A large man at 6'6" but personally unassuming, Kilby grew up in Kansas. Kilby's father, an electrical engineer who became the president of the Kansas Power Company, was fond of bringing Jack along on his many trips and site visits to power facilities and generation stations in Western Kansas. During such outings, no doubt, the wonders and limitations of electricity and its conduction was not lost on Jack Kilby.
Kilby first became aware of the possibilities and limitations of the integration of circuits during the age of transistors and vacuum tubes. Kilby reasoned that, in order for information to be processed in an evolutionary way, there would have to be a solution for what was then called the Tyranny of Numbers.
In short, this tyranny was a dilemma brought about by the use of vacuum tubes and transistors (both the prevalent components of information processing machines at the time). Since vacuum tubes were short- lived and ran very hot, and transistors demanded numerous interconnections to be adequately assembled by hand, both were considered impractical, numerically, for the production of reliable complex components.
In 1958 Kilby joined Texas Instruments during the onset of the company's tradition of company-wide summer vacation. Kilby was too new to partake of vacation time so he got to work. With the TI lab completely to himself, Kilby's work led him to the belief that all parts of a circuit should be made of the same material: silicon.
Silicon was plentiful, had proven itself as a viable semiconductor, and worked well under intense heat. By using one material instead of many Kilby believed that complicated and numerous wiring of circuitry could be avoided. He was correct. The brilliance of Kilby's idea lies in the fact that it allowed a way by which many components could be put onto one tiny chip. Here Kilby begins his assault on the Tyranny of Numbers problem that had loomed for so many engineers and inventors.

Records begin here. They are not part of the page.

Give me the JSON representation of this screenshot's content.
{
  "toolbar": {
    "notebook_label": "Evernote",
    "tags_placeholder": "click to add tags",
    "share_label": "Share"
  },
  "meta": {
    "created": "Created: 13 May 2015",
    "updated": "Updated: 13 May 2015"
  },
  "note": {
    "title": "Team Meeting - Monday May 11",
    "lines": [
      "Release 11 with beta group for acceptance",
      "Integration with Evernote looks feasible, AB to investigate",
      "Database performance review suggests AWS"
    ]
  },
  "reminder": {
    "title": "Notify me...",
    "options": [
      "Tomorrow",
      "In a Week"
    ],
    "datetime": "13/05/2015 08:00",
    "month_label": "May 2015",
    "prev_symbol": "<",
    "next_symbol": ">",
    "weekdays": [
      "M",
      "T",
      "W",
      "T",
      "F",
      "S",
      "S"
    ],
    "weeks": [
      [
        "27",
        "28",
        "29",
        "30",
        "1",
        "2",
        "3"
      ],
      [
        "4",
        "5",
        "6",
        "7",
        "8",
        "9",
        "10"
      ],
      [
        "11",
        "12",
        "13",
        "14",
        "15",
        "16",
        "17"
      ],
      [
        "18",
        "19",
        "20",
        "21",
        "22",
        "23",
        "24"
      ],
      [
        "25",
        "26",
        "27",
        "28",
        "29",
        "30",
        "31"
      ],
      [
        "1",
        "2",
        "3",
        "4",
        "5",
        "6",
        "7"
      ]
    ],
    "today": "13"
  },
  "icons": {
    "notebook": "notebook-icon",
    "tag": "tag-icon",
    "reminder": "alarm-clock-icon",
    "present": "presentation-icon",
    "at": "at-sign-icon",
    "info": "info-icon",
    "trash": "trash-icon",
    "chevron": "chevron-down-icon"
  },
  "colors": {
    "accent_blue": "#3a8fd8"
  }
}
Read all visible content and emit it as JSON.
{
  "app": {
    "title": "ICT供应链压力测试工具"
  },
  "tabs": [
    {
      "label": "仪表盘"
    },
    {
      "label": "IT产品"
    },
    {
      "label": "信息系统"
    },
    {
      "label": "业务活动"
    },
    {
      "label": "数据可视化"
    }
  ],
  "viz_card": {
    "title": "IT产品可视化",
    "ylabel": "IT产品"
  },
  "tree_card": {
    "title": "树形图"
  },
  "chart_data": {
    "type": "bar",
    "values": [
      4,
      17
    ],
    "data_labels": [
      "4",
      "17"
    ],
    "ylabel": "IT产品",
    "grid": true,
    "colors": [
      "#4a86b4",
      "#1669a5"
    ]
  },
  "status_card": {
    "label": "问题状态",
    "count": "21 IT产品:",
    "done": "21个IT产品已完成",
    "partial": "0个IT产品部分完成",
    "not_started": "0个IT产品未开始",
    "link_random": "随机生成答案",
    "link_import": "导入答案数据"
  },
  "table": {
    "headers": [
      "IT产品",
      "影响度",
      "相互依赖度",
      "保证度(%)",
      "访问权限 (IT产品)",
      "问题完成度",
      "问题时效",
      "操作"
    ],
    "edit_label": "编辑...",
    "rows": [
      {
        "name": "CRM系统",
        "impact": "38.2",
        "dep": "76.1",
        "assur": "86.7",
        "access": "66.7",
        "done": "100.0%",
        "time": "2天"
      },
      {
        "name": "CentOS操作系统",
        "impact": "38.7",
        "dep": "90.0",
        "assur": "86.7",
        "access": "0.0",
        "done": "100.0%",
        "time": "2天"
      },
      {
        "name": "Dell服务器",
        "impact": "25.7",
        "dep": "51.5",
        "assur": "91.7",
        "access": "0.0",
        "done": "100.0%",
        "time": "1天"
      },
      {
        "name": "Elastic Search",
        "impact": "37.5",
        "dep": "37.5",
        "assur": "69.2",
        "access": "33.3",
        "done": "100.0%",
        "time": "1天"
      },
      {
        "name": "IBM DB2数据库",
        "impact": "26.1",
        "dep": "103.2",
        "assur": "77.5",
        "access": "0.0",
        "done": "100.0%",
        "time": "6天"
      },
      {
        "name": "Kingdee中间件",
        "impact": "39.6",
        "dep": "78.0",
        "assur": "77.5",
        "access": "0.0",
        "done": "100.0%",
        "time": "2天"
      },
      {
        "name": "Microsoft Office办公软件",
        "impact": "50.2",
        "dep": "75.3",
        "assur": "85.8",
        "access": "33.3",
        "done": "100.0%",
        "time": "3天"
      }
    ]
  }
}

On June 23, 1964, patent #3,138,743 was filed under the name Jack Kilby with the Commissioner of Patents. It was a patent for the integrated circuit. Although crude by current standards the prototype that led to this patent would soon hasten the dawn of the hand held calculator, the laptop computer, and the digital age.
One of the many seemingly anonymous heroes in the quest for information evolution, Jack Kilby considers himself, first and foremost, an engineer. Ironically, Kilby prefers a slide rule to the calculator, which it so brilliantly displaced! Among many of the patents granted to Kilby during his time at Texas Instruments is the thermal printing system. This a system by which a printer head "burns" images onto heat sensitive paper.
Today, information is conducted through circuits at speeds undreamed of when Kilby went to work in an empty lab at Texas Instruments in 1958. The quest for faster processing, circuit performance, and information delivery evolves as the digital age of the semi-conductor ripens.
It can never be denied that the fastest and most complex computer owes a great debt to this man-this unassuming man from Kansas. Quiet and methodical, Kilby was a man never far from his analog watch and his beloved slide rule.